Sudan: donna cristiana condannata a morte

Meriam Yeilah Ibrahim è una donna cristiana di 27 anni, ha un figlio di 20 mesi ed è all’ottavo mese di gravidanza. La ragazza è stata condannata a morte per apostasia dal tribunale di Khartum, in Sudan. Pena: impiccagione, ma non prima di aver subito cento frustate.

Meriam sarà giustiziata perché il magistrato ha stabilito che è colpevole di aver abbandonato la sua fede – il padre era musulmano – accusandola di adulterio in quanto congiunta a un cristiano in un matrimonio non considerato valido dalla ‘sharia’.
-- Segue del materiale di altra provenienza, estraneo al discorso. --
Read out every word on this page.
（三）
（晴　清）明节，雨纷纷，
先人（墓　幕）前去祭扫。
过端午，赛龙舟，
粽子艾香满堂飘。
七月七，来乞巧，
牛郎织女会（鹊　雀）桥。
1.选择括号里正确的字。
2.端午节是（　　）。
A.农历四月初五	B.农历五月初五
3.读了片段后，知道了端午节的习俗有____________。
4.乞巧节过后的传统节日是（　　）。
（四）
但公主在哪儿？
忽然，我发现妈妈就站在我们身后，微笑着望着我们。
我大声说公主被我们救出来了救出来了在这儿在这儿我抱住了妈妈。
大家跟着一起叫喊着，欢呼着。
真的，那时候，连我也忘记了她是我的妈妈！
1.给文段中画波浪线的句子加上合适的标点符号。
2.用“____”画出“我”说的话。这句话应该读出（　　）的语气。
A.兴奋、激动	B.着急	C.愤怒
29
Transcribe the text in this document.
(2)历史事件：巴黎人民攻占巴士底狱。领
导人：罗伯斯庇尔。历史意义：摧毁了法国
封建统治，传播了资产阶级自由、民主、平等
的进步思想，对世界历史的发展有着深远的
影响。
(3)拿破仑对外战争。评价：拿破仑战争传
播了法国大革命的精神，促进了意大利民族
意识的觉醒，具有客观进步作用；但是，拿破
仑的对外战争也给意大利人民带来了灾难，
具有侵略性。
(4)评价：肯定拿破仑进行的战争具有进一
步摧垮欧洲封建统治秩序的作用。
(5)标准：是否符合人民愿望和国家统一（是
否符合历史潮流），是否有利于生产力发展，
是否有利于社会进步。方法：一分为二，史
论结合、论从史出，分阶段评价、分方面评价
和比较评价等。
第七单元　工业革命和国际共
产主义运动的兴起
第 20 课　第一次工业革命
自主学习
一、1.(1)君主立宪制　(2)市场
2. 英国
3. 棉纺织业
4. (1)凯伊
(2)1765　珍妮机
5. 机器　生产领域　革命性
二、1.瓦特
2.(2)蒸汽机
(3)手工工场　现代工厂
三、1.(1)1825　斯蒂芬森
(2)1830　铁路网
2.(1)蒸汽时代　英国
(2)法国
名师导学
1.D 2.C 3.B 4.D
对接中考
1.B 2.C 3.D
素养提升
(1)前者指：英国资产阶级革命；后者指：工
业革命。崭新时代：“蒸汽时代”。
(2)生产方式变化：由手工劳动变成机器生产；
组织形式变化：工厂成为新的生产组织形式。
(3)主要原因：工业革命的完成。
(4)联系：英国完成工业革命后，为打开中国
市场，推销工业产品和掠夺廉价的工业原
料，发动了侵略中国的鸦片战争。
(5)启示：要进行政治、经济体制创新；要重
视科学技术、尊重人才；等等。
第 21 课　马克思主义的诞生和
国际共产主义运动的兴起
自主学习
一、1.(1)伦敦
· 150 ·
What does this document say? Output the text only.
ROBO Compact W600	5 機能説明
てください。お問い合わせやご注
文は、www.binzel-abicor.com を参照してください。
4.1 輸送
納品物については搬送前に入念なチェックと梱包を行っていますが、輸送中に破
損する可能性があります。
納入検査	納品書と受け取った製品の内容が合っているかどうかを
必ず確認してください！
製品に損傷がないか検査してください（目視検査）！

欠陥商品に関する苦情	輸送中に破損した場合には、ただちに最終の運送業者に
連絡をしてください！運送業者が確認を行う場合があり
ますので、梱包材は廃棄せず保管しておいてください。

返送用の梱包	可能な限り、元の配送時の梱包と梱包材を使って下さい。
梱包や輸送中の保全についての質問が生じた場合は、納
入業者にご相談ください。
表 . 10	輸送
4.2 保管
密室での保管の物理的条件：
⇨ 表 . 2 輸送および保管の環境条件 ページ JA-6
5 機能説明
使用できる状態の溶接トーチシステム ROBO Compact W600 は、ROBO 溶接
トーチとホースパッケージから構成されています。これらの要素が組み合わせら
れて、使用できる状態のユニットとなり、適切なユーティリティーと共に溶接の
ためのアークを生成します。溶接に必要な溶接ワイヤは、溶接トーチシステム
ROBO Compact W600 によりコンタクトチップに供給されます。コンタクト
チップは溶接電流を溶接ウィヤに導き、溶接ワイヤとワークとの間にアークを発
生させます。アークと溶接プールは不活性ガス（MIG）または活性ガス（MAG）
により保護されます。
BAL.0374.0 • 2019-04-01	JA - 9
Il giudice le aveva chiesto di rinunciare alla fede per evitare la pena di morte: “Ti abbiamo dato tre giorni di tempo per rinunciare, ma insisti nel non voler ritornare all’Islam. Ti condanno a morte per impiccagione”, avrebbe dichiarato il giudice Abbas Mohammed Al-Khalifa rivolgendosi alla donna con il suo nome musulmano, Adraf Al-Hadi Mohammed Abdullah.

La giovane ha reagito senza tradire emozioni quando la sentenza è stata letta, replicando con calma e dichiarando: “Sono cristiana e non ho mai commesso apostasia”.

Secondo quanto ricostruito da un gruppo a tutela dei diritti umani, Christian Solidarity Worldwide, la donna è nata da padre sudanese musulmano e madre etiope ortodossa; abbandonata dal padre quando aveva 6 anni, Meriam è stata cresciuta nella fede cristiana ma, poiché il padre è musulmano, è considerata tale dal diritto sudanese, il che rende nullo il matrimonio con chi non è musulmano.

Secondo il portavoce del gruppo, Kiri Kankhwende, nei casi analoghi di donne incinte il governo sudanese ha sempre atteso che le donne partorissero prima di eseguire la sentenza capitale. Amnesty International ha definito “ripugnante” che una donna possa essere condannata a morte per la sua fede religiosa, o frustata perché sposata a un uomo di religione diversa.

A difesa di Meriam, in attesa della sentenza, erano già scese in campo alcune ambasciate occidentali a Khartum, ma il gesto al momento non sembra essere stato sufficiente per salvare la giovane dall’atroce sentenza. “Chiediamo al governo del Sudan – si legge in un comunicato diffuso in maniera congiunta dalle rappresentanze di Usa, Gran Bretagna, Canada e Olanda – di rispettare il diritto di libertà di religione, compreso il diritto di ciascuno di cambiare la propria fede o le proprie credenze, un diritto che è sancito dal diritto internazionale e dalla stessa Costituzione ad interim sudanese del 2005”.

In un momento in cui tornano fortemente di attualità le numerose persecuzioni subite dai cristiani in Israele, questa condanna a morte riecheggia come l’ennesimo grido di allarme per porre l’attenzione sulla situazione delle minoranze religiose nel mondo.